Single-shot phase retrieval based on anisotropic metasurface

Phase retrieval is a generic calculating phase method through intensity images and prior conditions. Usually, the image recording system requires stable mechanical movement and accurate alignment between different phase-shift images, which greatly limits the imaging speed and stability, resulting in mismatch or low phase retrieval quality. In this work, we propose a single-shot polarization-sensitive phase retrieval developed from triple transport of the intensity method with anisotropic metasurface. By applying gradient phase along the interface, three images with diffractive phase differences are projected on the recording plane. The three images are formed with known diffraction distances due to the conjugate Pancharatnam−Berry phase modulation of metasurface.
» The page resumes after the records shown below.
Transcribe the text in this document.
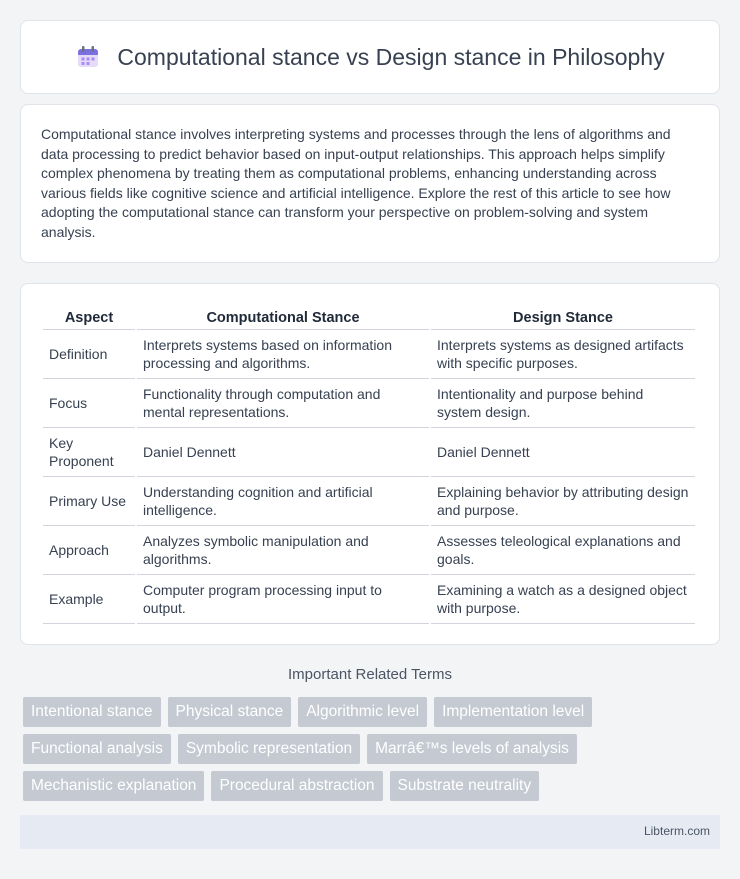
Computational stance vs Design stance in Philosophy

Computational stance involves interpreting systems and processes through the lens of algorithms and data processing to predict behavior based on input-output relationships. This approach helps simplify complex phenomena by treating them as computational problems, enhancing understanding across various fields like cognitive science and artificial intelligence. Explore the rest of this article to see how adopting the computational stance can transform your perspective on problem-solving and system analysis.

Aspect	Computational Stance	Design Stance
Definition	Interprets systems based on information processing and algorithms.	Interprets systems as designed artifacts with specific purposes.
Focus	Functionality through computation and mental representations.	Intentionality and purpose behind system design.
Key Proponent	Daniel Dennett	Daniel Dennett
Primary Use	Understanding cognition and artificial intelligence.	Explaining behavior by attributing design and purpose.
Approach	Analyzes symbolic manipulation and algorithms.	Assesses teleological explanations and goals.
Example	Computer program processing input to output.	Examining a watch as a designed object with purpose.
Important Related Terms
Intentional stance	Physical stance	Algorithmic level	Implementation level
Functional analysis	Symbolic representation	Marrâ€™s levels of analysis
Mechanistic explanation	Procedural abstraction	Substrate neutrality
Libterm.com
The recorded images are calculated and post-processed using transport of intensity equation technique to obtain the phase of object. As a proof-of-principle, we demonstrate the phase imaging results through measuring phase-only objects with single-shot capture. Compared to traditional transport-of-intensity equation optical systems, our method requires no mechanical or system tuning, and polarization or electric controller switching. Thus, it can acquire three differently focused images with single-shot. This significantly improves the time efficiency of the experiments. Such compact metadevice with simplified manipulation and easy post-processing for phase retrieval can be applied to various applications, such as optical microscopy, fluid measurement, and on-ship integration.